I was going to post up something about the Black Friday madness (even picked out some music), but I heard something yesterday which I think is much more useful.
Talk of the Nation yesterday had on David Isay, director of the StoryCorps project – a project that seeks to record American oral history on a grand scale. The oral histories they record come from the famous and the not-so-famous – with the goal of letting people ask important questions of history from the people who mean something to them and letting those stories fill in a very large picture of the incredible richness of American life. Some StoryCorps stories are edited and broadcast on NPR (and are mostly riveting), but participants get a CD of the session and the Library of Congress is cataloging these works.
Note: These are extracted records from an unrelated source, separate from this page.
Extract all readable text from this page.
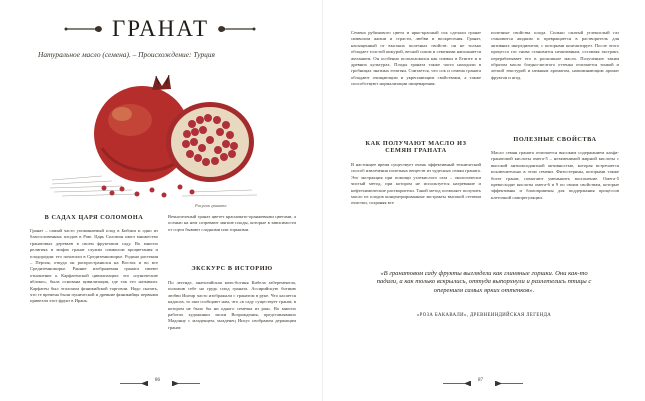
ГРАНАТ
Натуральное масло (семена). – Происхождение: Турция
Рисунок граната
В САДАХ ЦАРЯ СОЛОМОНА
Гранат – самый часто упоминаемый плод в Библии и одно из благословенных плодов в Раю. Царь Соломон имел множество гранатовых деревьев в своем фруктовом саду. Во многих религиях и мифах гранат служил символом процветания и плодородия: его почитали в Средиземноморье. Родина растения – Персия, откуда он распространился на Восток и во все Средиземноморье. Ранние изображения граната имеют отношение к Карфагенской цивилизации: это «пунические яблоки», была основана цивилизация, где так его называли. Карфаген был эталоном финикийской торговли. Надо сказать, что те времена были пунической и древние финикийцы первыми привезли этот фрукт в Ирань.
Вечнозеленый гранат цветет красновато-оранжевыми цветами, а осенью на нем созревают мягкие плоды, которые в зависимости от сорта бывают сладкими или горькими.
ЭКСКУРС В ИСТОРИЮ
По легенде, анатолийская мать-богиня Кибела забеременела, положив себе на грудь плод граната. Ассирийскую богиню любви Иштар часто изображали с гранатом в руке. Что касается кадисов, то они сообщают нам, что «в саду существует гранат, в котором не было бы ни одного семечка из рая». Во многих работах художники эпохи Возрождения, представлявших Мадонну с младенцем, младенец Иисус изображен держащим гранат.
86
Семена рубинового цвета и ярко-красный сок сделали гранат символом жизни и страсти, любви и воскресения. Гранат, насыщенный от высоких полезных свойств: он не только обладает толстой кожурой, весной соком и семенами наполняется желанием. Он особенно использовался как символ в Египте и в древних культурах. Плоды граната также часто находили в гробницах знатных египтян. Считается, что сок и семена граната обладают очищающим и укрепляющим свойствами, а также способствуют нормализации пищеварения.
КАК ПОЛУЧАЮТ МАСЛО ИЗ СЕМЯН ГРАНАТА
В настоящее время существует очень эффективный технический способ извлечения полезных веществ из чудесных семян граната. Это экстракция при помощи углекислого газа – экологически чистый метод, при котором не используется нагревание и нефтехимические растворители. Такой метод позволяет получить масло из плодов концентрированные экстракты высокой степени очистки, сохраняя все
полезные свойства плода. Сильно сжатый углекислый газ становится жидким и превращается в растворитель для активных ингредиентов, с которыми контактирует. После этого процесса газ снова становится неактивным, оставляя экстракт, перерабатывает его в роскошное масло. Полученное таким образом масло бледно-желтого оттенка отличается тонкой и легкой текстурой и нежным ароматом, напоминающим аромат фруктов и ягод.
ПОЛЕЗНЫЕ СВОЙСТВА
Масло семян граната отличается высоким содержанием альфа-гранатовой кислоты омега-5 – незаменимой жирной кислоты с высокой антиоксидантной активностью, которая встречается исключительно в этом семени. Фитостерины, которыми также богат гранат, помогают уменьшить воспаление. Омега-5 превосходят кислоты омега-6 и 9 по своим свойствам, которые эффективны и благоприятны для поддержания процессов клеточной саморегуляции.
«В гранатовом саду фрукты выглядели как глиняные горшки. Они как-то падали, а как только вскрылись, оттуда выпорхнули и разлетелись птицы с оперением самых ярких оттенков».
«РОЗА БАКАВАЛИ», ДРЕВНЕИНДИЙСКАЯ ЛЕГЕНДА
87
Isay and StoryCorps are working to launch a new day-after-Thanksgiving tradition – the National Day of Listening. They want to encourage us to sit down with someone whose story we think is important to us or to our families and get that story recorded. We are mostly surrounded by family and friends over this holiday and often the high point is when you get to the old stories and tales. Recording them makes sure that you can share them with people who can’t travel to be with you as well as with future generations. And pretty much all of us are surrounded by recording technology, so it isn’t as though this would be a major hurdle.
I like the idea of an alternate tradition to Black Friday, and I very much like the idea of getting the people you love the most to get their stories on record so that you have one more tapestry of family and friends to share.
So what do you think? Who would be the first person in your family whose story you’d want to record? Any burning questions you’d like to ask that person?